Susceptibility to IT Band Syndrome is likely related to biomechanical differences in running techniques (e.g. stride, gate, cadence, lean, leg rotation, foot strike, etc.). While studies looked to link these associations, the research has either found only some relations or remained mostly inconclusive. It remains to be seen if biomechanical differences are a cause of the syndrome at all, or if runners develop biomechanical differences resulting from IT Band issues. A major challenge is the lack of retaining a precise control group of study participants. For example, not all runners are the same. Age, sex, weight, height, body-type, fitness-level, injury history, pain tolerance, running frequency, running-style (competitiveness) are significant factors that affect the studies.
Although researches have not proven that biomechanical differences are a cause or result of IT Band issues, adjusting your biomechanics may be the key to overcoming it.
Experts agree that the peak strain and irritation - known as the "impingement point" - of the IT band occurs at about 30-degree knee flexion. Click here to see research related to IT band compression against the knee epicondyle at 30-degree knee flexion.
Try the following:
- Shorten your stride (don't over stride).
- Increase your cadence (more foot strikes per minute).
- Land with a foot strike that occurs directly below your hip and knee instead of out in front of you. This often means leaning more forward than you are used. Your shoulders should be directly above the hip. Do not lean so far forward though that you upper body is hunched over.
- Most importantly, reduce the amount of flexion in your knees to avoid the 30-degree impingement point.
- Slow down until you have fully recovered from IT Band Syndrome.
These adjustments led to immediate and steady recovery from my chronic IT Band Syndrome!
Other runners with chronic IT Band Syndrome report similar improvements resulting from the stride modification described here, as well as my findings. A testimony by a fellow runner happily describes, “a higher cadence than might seem natural, and footfall that occurs directly below” his knees, helped resolve the pesky syndrome. Click here to view his story.
Douglas Wisoff, physical therapist and running coach, demonstrates how adjusting your running stride may help eliminate IT Band Syndrome.
Will Wragg, running specialist from Running Injury Free Revolution (RIF REV), shows how adjusting his stride eliminated his IT Band Syndrome.
Will Wragg, running specialist from Running Injury Free Revolution (RIF REV), shows how excessive knee and hip flexion may contribute to injuries like IT Band Syndrome.

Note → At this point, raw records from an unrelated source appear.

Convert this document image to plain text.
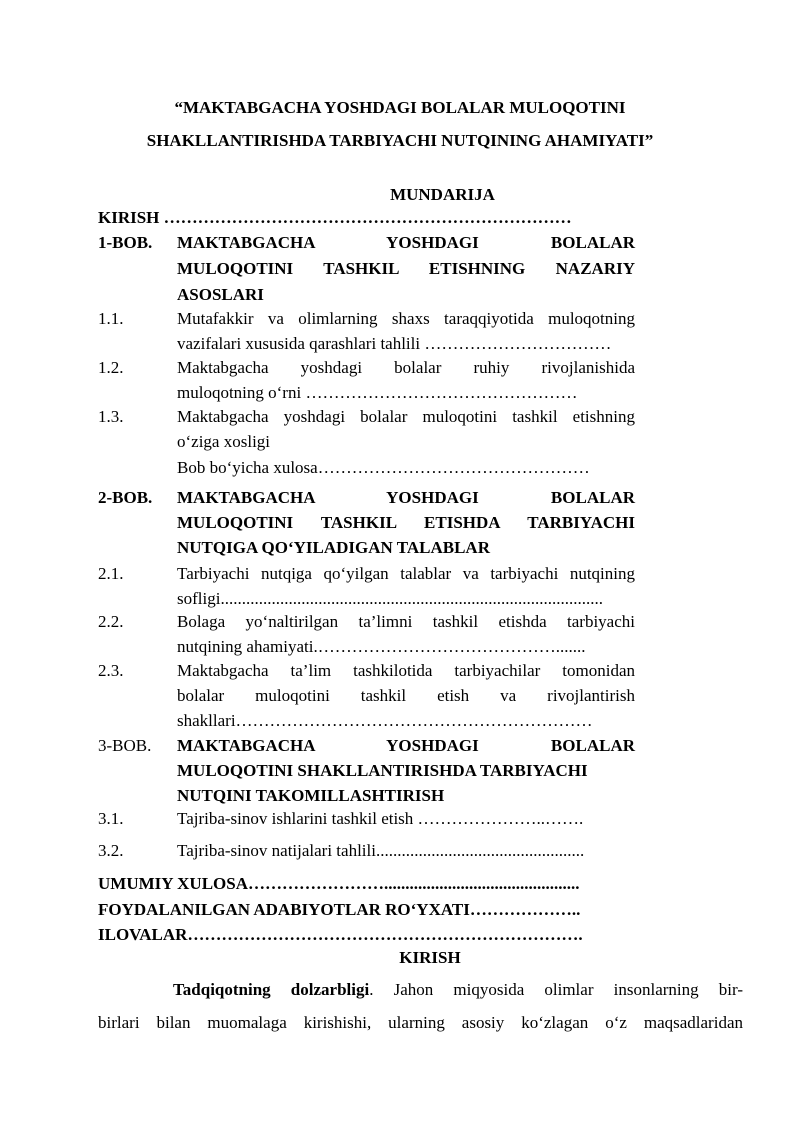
“MAKTABGACHA YOSHDAGI BOLALAR MULOQOTINI
SHAKLLANTIRISHDA TARBIYACHI NUTQINING AHAMIYATI”
MUNDARIJA
KIRISH ………………………………………………………………
1-BOB. MAKTABGACHA YOSHDAGI BOLALAR
MULOQOTINI TASHKIL ETISHNING NAZARIY
ASOSLARI
1.1.	Mutafakkir va olimlarning shaxs taraqqiyotida muloqotning
vazifalari xususida qarashlari tahlili ……………………………
1.2.	Maktabgacha yoshdagi bolalar ruhiy rivojlanishida
muloqotning o‘rni …………………………………………
1.3.	Maktabgacha yoshdagi bolalar muloqotini tashkil etishning
o‘ziga xosligi
Bob bo‘yicha xulosa…………………………………………
2-BOB. MAKTABGACHA YOSHDAGI BOLALAR
MULOQOTINI TASHKIL ETISHDA TARBIYACHI
NUTQIGA QO‘YILADIGAN TALABLAR
2.1.	Tarbiyachi nutqiga qo‘yilgan talablar va tarbiyachi nutqining
sofligi..........................................................................................
2.2.	Bolaga yo‘naltirilgan ta’limni tashkil etishda tarbiyachi
nutqining ahamiyati.…………………………………….......
2.3.	Maktabgacha ta’lim tashkilotida tarbiyachilar tomonidan
bolalar muloqotini tashkil etish va rivojlantirish
shakllari………………………………………………………
3-BOB. MAKTABGACHA YOSHDAGI BOLALAR
MULOQOTINI SHAKLLANTIRISHDA TARBIYACHI
NUTQINI TAKOMILLASHTIRISH
3.1.	Tajriba-sinov ishlarini tashkil etish …………………..…….
3.2.	Tajriba-sinov natijalari tahlili.................................................
UMUMIY XULOSA……………………..............................................
FOYDALANILGAN ADABIYOTLAR RO‘YXATI………………..
ILOVALAR…………………………………………………………….
KIRISH
Tadqiqotning dolzarbligi. Jahon miqyosida olimlar insonlarning bir-
birlari bilan muomalaga kirishishi, ularning asosiy ko‘zlagan o‘z maqsadlaridan
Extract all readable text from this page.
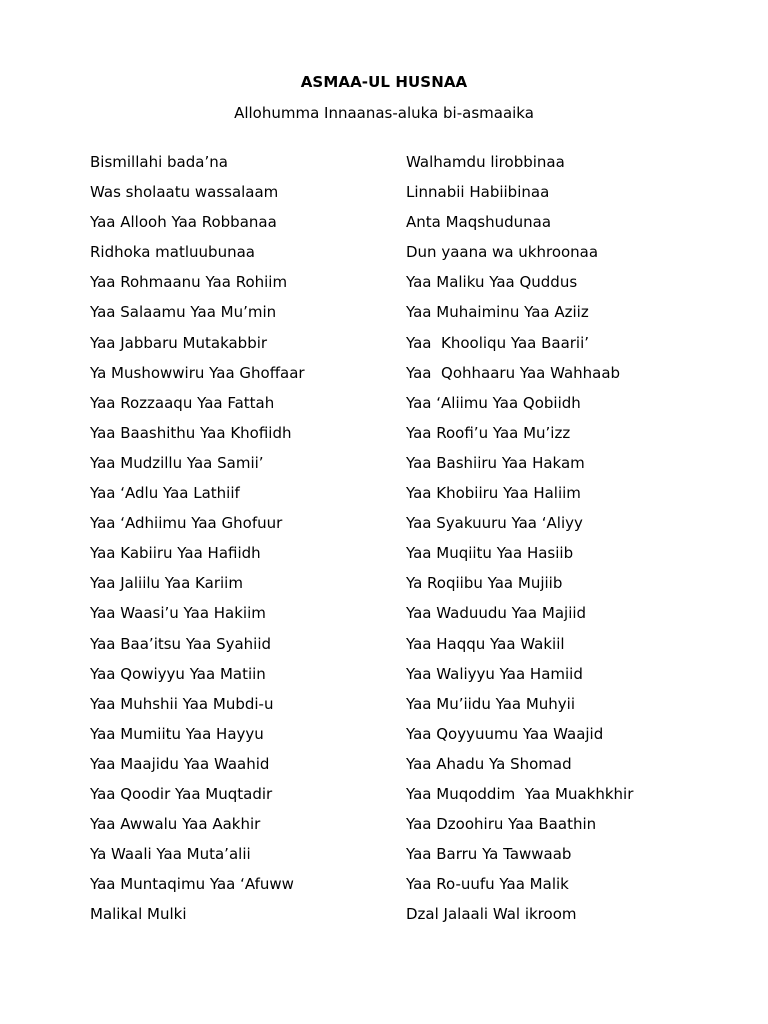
ASMAA-UL HUSNAA
Allohumma Innaanas-aluka bi-asmaaika
Bismillahi bada’na
Was sholaatu wassalaam
Yaa Allooh Yaa Robbanaa
Ridhoka matluubunaa
Yaa Rohmaanu Yaa Rohiim
Yaa Salaamu Yaa Mu’min
Yaa Jabbaru Mutakabbir
Ya Mushowwiru Yaa Ghoffaar
Yaa Rozzaaqu Yaa Fattah
Yaa Baashithu Yaa Khofiidh
Yaa Mudzillu Yaa Samii’
Yaa ‘Adlu Yaa Lathiif
Yaa ‘Adhiimu Yaa Ghofuur
Yaa Kabiiru Yaa Hafiidh
Yaa Jaliilu Yaa Kariim
Yaa Waasi’u Yaa Hakiim
Yaa Baa’itsu Yaa Syahiid
Yaa Qowiyyu Yaa Matiin
Yaa Muhshii Yaa Mubdi-u
Yaa Mumiitu Yaa Hayyu
Yaa Maajidu Yaa Waahid
Yaa Qoodir Yaa Muqtadir
Yaa Awwalu Yaa Aakhir
Ya Waali Yaa Muta’alii
Yaa Muntaqimu Yaa ‘Afuww
Malikal Mulki
Walhamdu lirobbinaa
Linnabii Habiibinaa
Anta Maqshudunaa
Dun yaana wa ukhroonaa
Yaa Maliku Yaa Quddus
Yaa Muhaiminu Yaa Aziiz
Yaa  Khooliqu Yaa Baarii’
Yaa  Qohhaaru Yaa Wahhaab
Yaa ‘Aliimu Yaa Qobiidh
Yaa Roofi’u Yaa Mu’izz
Yaa Bashiiru Yaa Hakam
Yaa Khobiiru Yaa Haliim
Yaa Syakuuru Yaa ‘Aliyy
Yaa Muqiitu Yaa Hasiib
Ya Roqiibu Yaa Mujiib
Yaa Waduudu Yaa Majiid
Yaa Haqqu Yaa Wakiil
Yaa Waliyyu Yaa Hamiid
Yaa Mu’iidu Yaa Muhyii
Yaa Qoyyuumu Yaa Waajid
Yaa Ahadu Ya Shomad
Yaa Muqoddim  Yaa Muakhkhir
Yaa Dzoohiru Yaa Baathin
Yaa Barru Ya Tawwaab
Yaa Ro-uufu Yaa Malik
Dzal Jalaali Wal ikroom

A common indicator of poor running form - that can lead to injuries like IT Band Syndrome - is observed when the runner's head can be seen bouncing. That bouncing of the entire body is wasted energy and creates excessive strain on areas of the body - especially the knees. Proper and efficient running form results in very little bouncing and a faster more efficient runner. Ensuring that the shoulders are directly above the hips and the hips are directly above foot at foot strike solves this issue.
In his book, Run Tall Run Easy: The Ultimate Guide to Better Running Mechanics, Gerald "GP" Pearlberg calls this "running tall" and describes this optimal efficiency like a balanced broomstick - shoulders over the hips and hips over the lower body.